XIX век был временем классификации. Все обсуждали природу болезни и ее симптомы, все переопределяли то, что раньше просто называли меланхолией, и относили к разрядам и подразрядам. Крупные теоретики классификации и лечения стремительно сменяли один другого, и каждый был убежден, что некоторая незначительная коррекция теории его предшественника продвинет исцеление семимильными шагами. Уже в первой половине века Томас Бэддоуз[82] вопрошал, «надо ли относить безумие к одному виду или же разделить почти на столько же разрядов, сколько существует случаев».
В Америке Бенджамин Раш считал, что любое помешательство — это ставшая хронической нервная лихорадка.

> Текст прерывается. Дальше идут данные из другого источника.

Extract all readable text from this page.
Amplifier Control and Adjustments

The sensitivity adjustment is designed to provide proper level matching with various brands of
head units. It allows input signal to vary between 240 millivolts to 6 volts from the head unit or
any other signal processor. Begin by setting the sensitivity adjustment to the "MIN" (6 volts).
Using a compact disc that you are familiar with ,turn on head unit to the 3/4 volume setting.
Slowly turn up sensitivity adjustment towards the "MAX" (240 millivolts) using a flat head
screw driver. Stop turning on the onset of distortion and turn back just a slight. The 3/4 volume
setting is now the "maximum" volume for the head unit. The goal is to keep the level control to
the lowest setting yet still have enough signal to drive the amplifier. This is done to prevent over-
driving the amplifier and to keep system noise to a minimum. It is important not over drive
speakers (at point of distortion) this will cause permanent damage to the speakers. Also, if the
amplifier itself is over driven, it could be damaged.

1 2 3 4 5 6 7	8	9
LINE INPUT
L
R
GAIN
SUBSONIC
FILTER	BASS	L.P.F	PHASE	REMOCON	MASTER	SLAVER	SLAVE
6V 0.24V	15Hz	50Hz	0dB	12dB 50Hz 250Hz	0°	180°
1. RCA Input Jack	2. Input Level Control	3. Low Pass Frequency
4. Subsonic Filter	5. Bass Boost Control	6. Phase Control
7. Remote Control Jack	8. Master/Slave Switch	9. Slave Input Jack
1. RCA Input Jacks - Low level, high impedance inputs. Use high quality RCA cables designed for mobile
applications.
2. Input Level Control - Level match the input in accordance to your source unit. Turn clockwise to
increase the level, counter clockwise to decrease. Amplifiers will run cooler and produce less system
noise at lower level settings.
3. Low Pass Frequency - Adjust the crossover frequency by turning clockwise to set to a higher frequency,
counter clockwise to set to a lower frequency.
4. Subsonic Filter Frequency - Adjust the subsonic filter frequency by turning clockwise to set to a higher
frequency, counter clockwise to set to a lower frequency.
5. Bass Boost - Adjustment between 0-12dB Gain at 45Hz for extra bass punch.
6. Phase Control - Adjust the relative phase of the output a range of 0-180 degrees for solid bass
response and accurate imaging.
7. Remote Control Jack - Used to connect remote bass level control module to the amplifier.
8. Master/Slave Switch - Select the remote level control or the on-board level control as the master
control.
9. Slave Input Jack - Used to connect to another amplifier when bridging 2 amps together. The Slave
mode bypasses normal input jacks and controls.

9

Впрочем, эта болезнь находится под влиянием внешних обстоятельств. «Одни роды деятельности предрасполагают к сумасшествию больше других. Более всего склонны к нему поэты, художники, скульпторы и музыканты. Их деятельность развивает воображение и потворствует страстям». Сопровождающаяся бредом депрессия была весьма распространена среди пациентов Раша. Например, некий капитан дальнего плавания был абсолютно убежден, что у него в печени сидит волк. Другой считал себя растением. Этот настаивал, что его непременно надо поливать, и его приятель, эдакий озорник, взял да и помочился ему на голову, чем вызвал в больном такую ярость, что тот выздоровел. Хотя Раш, как и многие другие, не поднялся до пинелевского уровня сочувствия пациентам, он, в отличие от своих предшественников, считал верным их слушать. «Сколь бы ошибочным ни было мнение пациента о своем случае, болезнь его реальна. Потому для врача необходимым будет выслушать со вниманием утомительные и неинтересные подробности его симптомов и причин».
В. Гризингер, работавший в Германии, вернулся к Гиппократу и провозгласил раз и навсегда, что «душевные болезни суть болезни мозга». Хотя ему не удалось выявить источник этих болезней мозга, он твердо настаивал на том, что таковой существует и что сбой в мозге необходимо локализовывать и затем подвергать соответствующему воздействию, либо превентивному, либо лечебному. Он признавал переход одной душевной болезни в другую — то, что мы можем назвать «двойным диагнозом» — как часть Einheitspsychose, концепции, утверждающей, что все душевные болезни есть единый недуг, и если уж в мозге появилась порча, с ним может произойти все, что угодно. Эта концепция привела к признанию маниакально-депрессивного расстройства, к пониманию того, что пациенты, мечущиеся между крайними состояниями, могут страдать одной болезнью, а не двумя в их роковом чередовании. На основании этой работы вскрытие мозга при патологоанатомическом исследовании, особенно самоубийц, стало общепринятым.